Schmierig schwierig

Auf dem Papier gab die 42. ADAC Rallye Stemweder Berg in Nordrhein-Westfalen eigentlich keinen Grund zur Besorgnis. Die jahrelange Erfahrung des Veranstalters, eine im Sinne der Fahrer sehr gut funktionierende Rallye zu organisieren, sollte keine Wünsche offen lassen. Hinzu kam, dass die Wertungsprüfungen (WPs) von vielen Teilnehmern nach der Besichtigung als nicht allzu anspruchsvoll eingestuft wurden. Und doch sollte es eine schwierige Veranstaltung für viele Teams werden. Auch für Sebastian und mich.

Starker Regen am Samstagmorgen verwandelte Teile der WPs in rutschige und sehr schmierige Passagen. Für diese Bedingungen und den gewohnt perfekt vorbereiteten Golf 3 GTI, wählten wir die weichsten uns zur Verfügung stehenden Intermediate Reifen. Sebastian wollte auf keinen Fall den Start verschlafen und so nah wie möglich an unseren Konkurrenten Guido Imhoff im Golf 3 Kitcar und Olaf Müller in bärenstarken BMW 320i dran bleiben, da sich bei Regen unser technischer Leistungsnachteil von mehr als 50 PS nicht allzu sehr bemerkbar machen sollte. Diese Chance wollten wir nutzen.

Auf der ersten WP ereilte bereits Guido Imhoff das Schicksal. Ausfall. Als einziger ernst zunehmender Konkurrent in der Division 3 verblieb daher das Team Müller/Grünhagen, die mit der Bestzeit auch die Führung übernahmen. Wir folgten 2 Sekunden dahinter. Sebastian haderte allerdings mit sich und hatte wieder einmal das Gefühl nicht die erhoffte Leistung von Beginn an abrufen zu können. Von daher wollte er auf der nächsten WP zum Angriff blasen. Dies gelang ihm bis 3 Kurven vor dem Ziel auch ausgesprochen gut. Doch beim Anbremsen eines Linksabzweiges brach plötzlich das Heck des Golfes aus und wir drehten uns in klassischer Manier ein. Zeitverlust 15 Sekunden. Dass wir trotzdem nur 7 Sekunden auf Olaf Müller verloren, zeigte aber, was ohne den Dreher für uns drin gewesen wäre.

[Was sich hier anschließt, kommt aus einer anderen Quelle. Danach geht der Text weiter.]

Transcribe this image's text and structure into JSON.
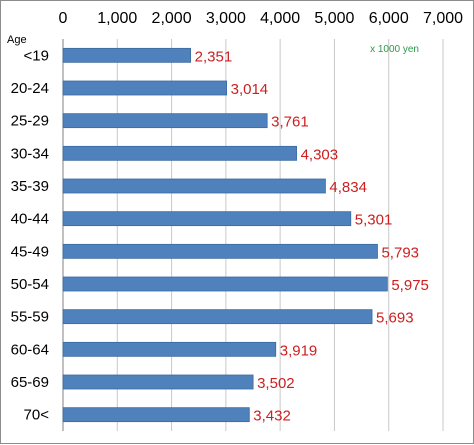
{
  "chart_data": {
    "type": "bar",
    "orientation": "horizontal",
    "ylabel": "Age",
    "unit_note": "x 1000 yen",
    "categories": [
      "<19",
      "20-24",
      "25-29",
      "30-34",
      "35-39",
      "40-44",
      "45-49",
      "50-54",
      "55-59",
      "60-64",
      "65-69",
      "70<"
    ],
    "values": [
      2351,
      3014,
      3761,
      4303,
      4834,
      5301,
      5793,
      5975,
      5693,
      3919,
      3502,
      3432
    ],
    "value_labels": [
      "2,351",
      "3,014",
      "3,761",
      "4,303",
      "4,834",
      "5,301",
      "5,793",
      "5,975",
      "5,693",
      "3,919",
      "3,502",
      "3,432"
    ],
    "xlim": [
      0,
      7000
    ],
    "x_ticks": [
      0,
      1000,
      2000,
      3000,
      4000,
      5000,
      6000,
      7000
    ],
    "x_tick_labels": [
      "0",
      "1,000",
      "2,000",
      "3,000",
      "4,000",
      "5,000",
      "6,000",
      "7,000"
    ],
    "x_axis_position": "top",
    "grid": true,
    "legend": "none",
    "colors": {
      "bar": "#4f81bd",
      "bar_edge": "#3c6a9f",
      "data_label": "#cc1f1f",
      "unit_note": "#2e9a4a",
      "grid": "#c8c8c8"
    }
  }
}
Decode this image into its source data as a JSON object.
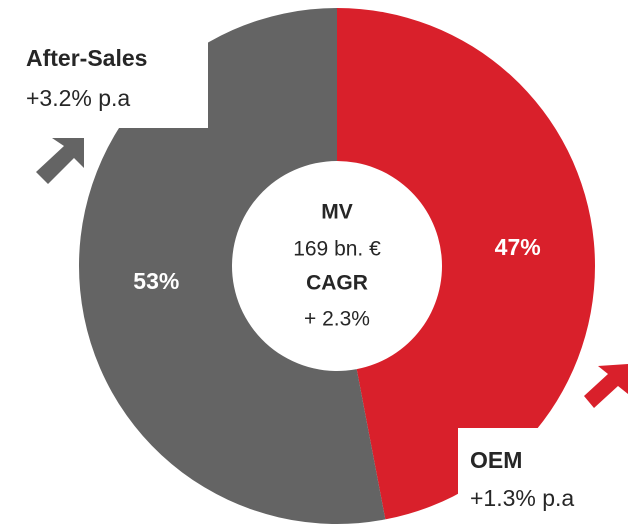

Nach den ersten 3 WPs hatten wir einen Rückstand von 14 Sekunden. Der Regen liess nach und wir wollten konzentriert die nächste Schleife angehen. Doch die überbremsende Hinterachse machte uns erneut einen Strich durch die Rechnung. Wieder verpassten wir mit ausbrechendem Heck einen Abzweig und mussten zurücksetzen. Nach diesem Missgeschick war Sebastian wie von der Rolle und hatte kein Vertrauen mehr in das zickige Fahrverhalten des Golfes. Während sich Olaf Müller immer mehr steigern konnte, stagnierten wir in den gefahrenen Zeiten. Wir mussten uns eingestehen, dass wir an diesem Tag gegen den BMW keine Chance hatten und begannen schon zur Halbzeit der Rallye den 2. Platz abzusichern, da uns von hinten keinerlei Gefahr drohte. Doch die nervöse Hinterachse machte uns immer noch Sorgen.

Nach dem zweiten Service des Tages, stellte Sebastian auf einmal fest, dass das Regelventil für die Bremskraftverteilung falsch eingestellt war. Nach der Korrektur der Fehleinstellung lief es auf einmal wieder besser. Sebastian fand seinen Rhythmus und wir konnten am Nachmittag unter trockenen Bedingungen und ohne Druck noch ein paar respektable WP Zeiten setzen. Wie schwierig die vermeintlich einfache Rallye am Ende aber wirklich war, zeigt die hohe Ausfallquote von 33 Prozent. Daher kann ich Sebastian vor dieser reifen und abgeklärten Leistung nur meinen „Helm“ ziehen. Gut gemacht, Zimmi.

Mit dem sicheren 2. Divisionsplatz und 12. Gesamtplatz fuhren wir wohl verdiente 18 Punkte für den ADAC Junior Cup nach Hause und verbesserten uns auf den 5. Platz in der Gesamtwertung. Im ADAC Rallye Masters rutschten wir auf den guten 8. Platz nach vorne. Drücken Sie uns auch weiterhin die Daumen, denn in zwei Wochen geht es bereits weiter bei der Rallye Niedersachsen am Fuße des Harzes.